Lane McCotter and Gary DeLand both have experience in the Utah Department of Corrections and in many other areas of the criminal justice system. They also recently used their knowledge to help Iraq find law and order in a post-Saddam era.

The challenges were never ending for Lane McCotter and Gary DeLand. The biggest battle for them was dealing with Saddam's leftovers -- the thinking that the only way to run a prison was the old way.

Bombs, gun battles, soldiers dying, but according to the two men who have been there that's not the majority of what's happening in Iraq today.

Gary DeLand/Iraqi Prison Advisor: “People are right back at it, they're farming, they're running their stores. The traffic is brutal almost; there's a ton of people on the street, so you're seeing a major transformation almost."

Gary DeLand and Lane McCotter explained on KSL Radio how they were sent to Iraq to help put the prison system back in action. In four months they did; hiring former Iraqi correctional officers to run the prisons and then firing almost every one of them.

Lane McCotter, Iraqi Prison Advisor: “All they knew how to do was very cruel. If someone got out of line, they would just beat 'em. Gary fired the general that we had hired that had been over three or four prisons because he was the one perpetrating this with the former officers; thinking that we were going to go away, business as usual.”

Gary DeLand: “First time I fired a general, and first time I ever fired anybody at gunpoint."

Starting over they decided to recruit from the Iraqi military.
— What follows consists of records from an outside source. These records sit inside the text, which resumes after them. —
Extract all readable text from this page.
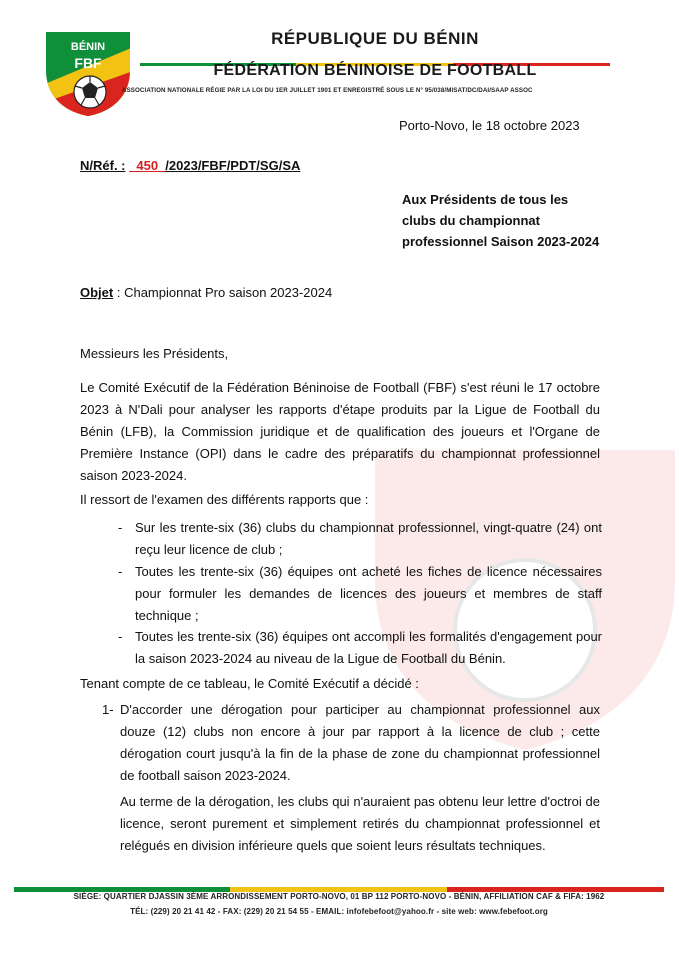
BÉNIN
FBF
RÉPUBLIQUE DU BÉNIN
FÉDÉRATION BÉNINOISE DE FOOTBALL
ASSOCIATION NATIONALE RÉGIE PAR LA LOI DU 1ER JUILLET 1901 ET ENREGISTRÉ SOUS LE N° 95/038/MISAT/DC/DAI/SAAP ASSOC
Porto-Novo, le 18 octobre 2023
N/Réf. : _450_/2023/FBF/PDT/SG/SA
Aux Présidents de tous les clubs du championnat professionnel Saison 2023-2024
Objet : Championnat Pro saison 2023-2024
Messieurs les Présidents,
Le Comité Exécutif de la Fédération Béninoise de Football (FBF) s'est réuni le 17 octobre 2023 à N'Dali pour analyser les rapports d'étape produits par la Ligue de Football du Bénin (LFB), la Commission juridique et de qualification des joueurs et l'Organe de Première Instance (OPI) dans le cadre des préparatifs du championnat professionnel saison 2023-2024.
Il ressort de l'examen des différents rapports que :
- Sur les trente-six (36) clubs du championnat professionnel, vingt-quatre (24) ont reçu leur licence de club ;
- Toutes les trente-six (36) équipes ont acheté les fiches de licence nécessaires pour formuler les demandes de licences des joueurs et membres de staff technique ;
- Toutes les trente-six (36) équipes ont accompli les formalités d'engagement pour la saison 2023-2024 au niveau de la Ligue de Football du Bénin.
Tenant compte de ce tableau, le Comité Exécutif a décidé :
1- D'accorder une dérogation pour participer au championnat professionnel aux douze (12) clubs non encore à jour par rapport à la licence de club ; cette dérogation court jusqu'à la fin de la phase de zone du championnat professionnel de football saison 2023-2024.
Au terme de la dérogation, les clubs qui n'auraient pas obtenu leur lettre d'octroi de licence, seront purement et simplement retirés du championnat professionnel et relégués en division inférieure quels que soient leurs résultats techniques.
SIÈGE: QUARTIER DJASSIN 3ÈME ARRONDISSEMENT PORTO-NOVO, 01 BP 112 PORTO-NOVO - BÉNIN, AFFILIATION CAF & FIFA: 1962
TÉL: (229) 20 21 41 42 - FAX: (229) 20 21 54 55 - EMAIL: infofebefoot@yahoo.fr - site web: www.febefoot.org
The applicants were sent through Deland's new "corrections academy", and taught the humane way to run a prison. The new plan worked.

Lane McCotter: “They never had the experience of working in a system that was so corrupt and cruel"

In four months, five prisons were set to open, seven more by the end of this year. They remodeled, rebuilt and walled off old torture chambers and death houses. McCotter and Deland say it's not an overnight transformation, but it is progress.

Gary DeLand: “The thing that I heard constantly, and I know it was the same for other people around, was not ‘Go home’, but ‘Please don't leave’, fear that we were going to leave."

The two men hope to go back to Iraq to continue their work.